Chef adjoint de l’administration présidentielle puis vice-premier ministre, souvent qualifié de machiavélique, Vladislav Sourkov aime parfois surprendre : lors du mouvement de protestation qui secoue Moscou en 2011 après des législatives teintées de fraudes, il soutient publiquement des revendications des manifestants.

« Qui voudrait préserver la corruption, l’injustice et un système sourd dont l’idiotie progresse ? Personne ! Même ceux qui en font partie », lance-t-il alors.

En 2013, il revient au Kremlin, dans la foulée de Vladimir Poutine, comme conseiller et se consacre à la géopolitique. Il devient le principal stratège russe dans la crise ukrainienne, marquée par l’annexion de la Crimée en 2014 et un conflit meurtrier entre forces de Kiev et séparatistes pro-russes dans l’est du pays.

Alors que Moscou nie soutenir financièrement et militairement les séparatistes pro-russes, M. Sourkov ne cache pas ses liens personnels avec ces derniers. Lors de l’enterrement d’Alexandre Zakhartchenko, l’un des chefs des rebelles, tué en 2018, il le qualifie publiquement de « frère ».

Sous le coup de sanctions occidentales du fait de son rôle dans ce conflit, l’intéressé dit les considérer comme « un Oscar politique » et « un grand honneur ».

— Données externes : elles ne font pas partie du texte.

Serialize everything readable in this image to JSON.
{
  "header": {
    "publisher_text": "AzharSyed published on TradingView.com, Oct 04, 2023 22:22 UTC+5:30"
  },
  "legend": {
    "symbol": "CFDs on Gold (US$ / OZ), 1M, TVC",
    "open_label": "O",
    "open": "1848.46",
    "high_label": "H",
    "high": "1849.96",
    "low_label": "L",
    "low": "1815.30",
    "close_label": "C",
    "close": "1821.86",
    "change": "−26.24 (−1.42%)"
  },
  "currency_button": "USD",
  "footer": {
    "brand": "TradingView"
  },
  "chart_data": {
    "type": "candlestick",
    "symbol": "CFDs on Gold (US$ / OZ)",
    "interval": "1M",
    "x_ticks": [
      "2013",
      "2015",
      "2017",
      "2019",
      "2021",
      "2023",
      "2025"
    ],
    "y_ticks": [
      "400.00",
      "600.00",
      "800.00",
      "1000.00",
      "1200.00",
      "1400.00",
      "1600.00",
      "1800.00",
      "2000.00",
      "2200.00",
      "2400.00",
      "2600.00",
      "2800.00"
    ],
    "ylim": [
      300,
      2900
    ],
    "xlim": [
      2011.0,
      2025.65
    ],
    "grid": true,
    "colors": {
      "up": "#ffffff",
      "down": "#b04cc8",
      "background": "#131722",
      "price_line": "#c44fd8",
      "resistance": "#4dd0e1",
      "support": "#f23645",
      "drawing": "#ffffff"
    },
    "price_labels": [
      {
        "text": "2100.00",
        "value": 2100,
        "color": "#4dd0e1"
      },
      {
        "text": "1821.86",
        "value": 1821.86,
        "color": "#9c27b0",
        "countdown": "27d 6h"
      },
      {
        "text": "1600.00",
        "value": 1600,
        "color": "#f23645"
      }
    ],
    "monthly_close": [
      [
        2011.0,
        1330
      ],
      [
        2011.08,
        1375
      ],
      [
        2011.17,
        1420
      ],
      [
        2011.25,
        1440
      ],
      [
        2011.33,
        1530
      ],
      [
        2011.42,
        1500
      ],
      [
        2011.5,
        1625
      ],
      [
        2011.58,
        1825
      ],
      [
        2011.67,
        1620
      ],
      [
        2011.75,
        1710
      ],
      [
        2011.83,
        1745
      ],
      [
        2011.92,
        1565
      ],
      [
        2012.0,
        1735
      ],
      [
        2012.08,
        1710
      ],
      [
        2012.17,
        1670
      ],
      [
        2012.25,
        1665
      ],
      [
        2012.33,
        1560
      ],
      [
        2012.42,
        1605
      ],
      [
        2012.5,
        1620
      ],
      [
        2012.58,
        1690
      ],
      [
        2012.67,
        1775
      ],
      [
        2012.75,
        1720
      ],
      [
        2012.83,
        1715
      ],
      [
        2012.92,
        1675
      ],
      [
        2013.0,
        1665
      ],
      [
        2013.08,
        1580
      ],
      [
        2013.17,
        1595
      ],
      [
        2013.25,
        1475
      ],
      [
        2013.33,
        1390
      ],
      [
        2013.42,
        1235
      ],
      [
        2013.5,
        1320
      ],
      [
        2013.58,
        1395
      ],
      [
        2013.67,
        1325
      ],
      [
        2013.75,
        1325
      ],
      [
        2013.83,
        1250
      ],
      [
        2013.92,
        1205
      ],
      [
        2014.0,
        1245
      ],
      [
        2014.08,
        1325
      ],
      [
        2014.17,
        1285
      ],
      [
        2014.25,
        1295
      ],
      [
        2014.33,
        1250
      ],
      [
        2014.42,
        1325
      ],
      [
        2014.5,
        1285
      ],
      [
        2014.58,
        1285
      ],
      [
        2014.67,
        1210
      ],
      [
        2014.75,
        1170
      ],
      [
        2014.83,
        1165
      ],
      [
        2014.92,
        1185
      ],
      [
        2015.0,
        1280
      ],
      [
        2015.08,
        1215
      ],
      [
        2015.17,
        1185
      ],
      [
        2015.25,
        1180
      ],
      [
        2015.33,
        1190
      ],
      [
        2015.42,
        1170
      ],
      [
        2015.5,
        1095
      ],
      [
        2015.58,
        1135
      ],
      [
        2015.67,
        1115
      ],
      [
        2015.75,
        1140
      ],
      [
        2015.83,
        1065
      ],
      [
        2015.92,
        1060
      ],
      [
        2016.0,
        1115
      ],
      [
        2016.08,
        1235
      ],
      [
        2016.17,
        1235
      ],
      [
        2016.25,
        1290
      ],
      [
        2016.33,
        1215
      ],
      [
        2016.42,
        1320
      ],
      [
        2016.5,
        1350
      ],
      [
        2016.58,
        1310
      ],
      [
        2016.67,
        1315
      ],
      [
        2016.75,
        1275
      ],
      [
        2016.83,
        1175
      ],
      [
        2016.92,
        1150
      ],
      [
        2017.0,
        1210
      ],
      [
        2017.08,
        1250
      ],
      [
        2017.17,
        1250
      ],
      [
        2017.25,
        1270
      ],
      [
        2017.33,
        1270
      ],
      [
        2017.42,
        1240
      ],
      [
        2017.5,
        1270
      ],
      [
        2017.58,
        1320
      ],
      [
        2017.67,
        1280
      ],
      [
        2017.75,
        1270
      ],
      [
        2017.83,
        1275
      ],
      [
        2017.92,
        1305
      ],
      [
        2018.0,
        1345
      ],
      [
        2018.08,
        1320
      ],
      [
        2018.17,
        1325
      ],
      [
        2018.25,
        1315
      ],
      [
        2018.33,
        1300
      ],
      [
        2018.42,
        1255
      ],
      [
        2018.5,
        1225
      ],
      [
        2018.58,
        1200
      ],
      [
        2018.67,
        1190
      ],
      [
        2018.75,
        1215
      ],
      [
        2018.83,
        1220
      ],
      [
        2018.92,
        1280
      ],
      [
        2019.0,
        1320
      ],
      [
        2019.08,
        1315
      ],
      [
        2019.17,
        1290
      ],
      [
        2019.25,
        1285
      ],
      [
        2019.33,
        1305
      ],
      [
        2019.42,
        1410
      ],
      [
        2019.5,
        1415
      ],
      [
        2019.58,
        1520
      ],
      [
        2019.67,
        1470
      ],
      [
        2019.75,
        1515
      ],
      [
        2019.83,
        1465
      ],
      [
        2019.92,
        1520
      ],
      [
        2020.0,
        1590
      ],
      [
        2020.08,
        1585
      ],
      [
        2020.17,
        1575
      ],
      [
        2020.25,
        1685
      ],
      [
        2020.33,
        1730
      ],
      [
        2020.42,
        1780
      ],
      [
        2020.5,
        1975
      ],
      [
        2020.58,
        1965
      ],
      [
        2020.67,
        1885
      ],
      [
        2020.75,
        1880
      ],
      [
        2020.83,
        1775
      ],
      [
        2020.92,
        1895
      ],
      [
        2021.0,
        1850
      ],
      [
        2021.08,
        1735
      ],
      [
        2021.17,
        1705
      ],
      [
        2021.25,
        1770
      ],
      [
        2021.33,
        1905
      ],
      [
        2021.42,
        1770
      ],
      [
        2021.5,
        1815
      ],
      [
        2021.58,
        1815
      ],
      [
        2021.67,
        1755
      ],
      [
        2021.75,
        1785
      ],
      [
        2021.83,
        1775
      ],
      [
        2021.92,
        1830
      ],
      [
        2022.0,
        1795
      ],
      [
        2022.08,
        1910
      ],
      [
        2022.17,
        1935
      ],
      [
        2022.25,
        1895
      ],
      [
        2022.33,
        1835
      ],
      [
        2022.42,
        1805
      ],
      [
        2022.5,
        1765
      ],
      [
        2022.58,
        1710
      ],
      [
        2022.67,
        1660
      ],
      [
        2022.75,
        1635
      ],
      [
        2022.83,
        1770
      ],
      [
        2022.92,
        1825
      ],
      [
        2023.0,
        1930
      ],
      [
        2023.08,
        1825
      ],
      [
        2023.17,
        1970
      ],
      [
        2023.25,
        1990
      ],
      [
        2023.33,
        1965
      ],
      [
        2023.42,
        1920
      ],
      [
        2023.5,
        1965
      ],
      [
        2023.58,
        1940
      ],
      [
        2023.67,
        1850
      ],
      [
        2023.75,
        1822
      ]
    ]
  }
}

Fan du rapper américain Tupac Shakur

Néanmoins, Vladislav Sourkov est un passionné de culture américaine, fan notamment du rapper Tupac Shakur, dont le portrait trônait dans son bureau au Kremlin aux côtés de celui de Che Guevara.

Né en 1964 d’un père tchétchène et d’une mère russe, Vladislav Sourkov démarre sa carrière avec Mikhaïl Khodorkovski. Celui qui deviendra oligarque, milliardaire puis pire ennemi de Poutine l’avait embauché en 1987 aux relations publiques de sa banque Menatep.

Remarqué par le Kremlin, il y entre peu avant la démission surprise de Boris Eltsine, fin 1999, et l’arrivée de Vladimir Poutine.

Auteur de romans d’intrigues politiques sous le pseudonyme de Natan Doubovitsky, il a également écrit des textes pour le groupe de rock russe Agatha Christie.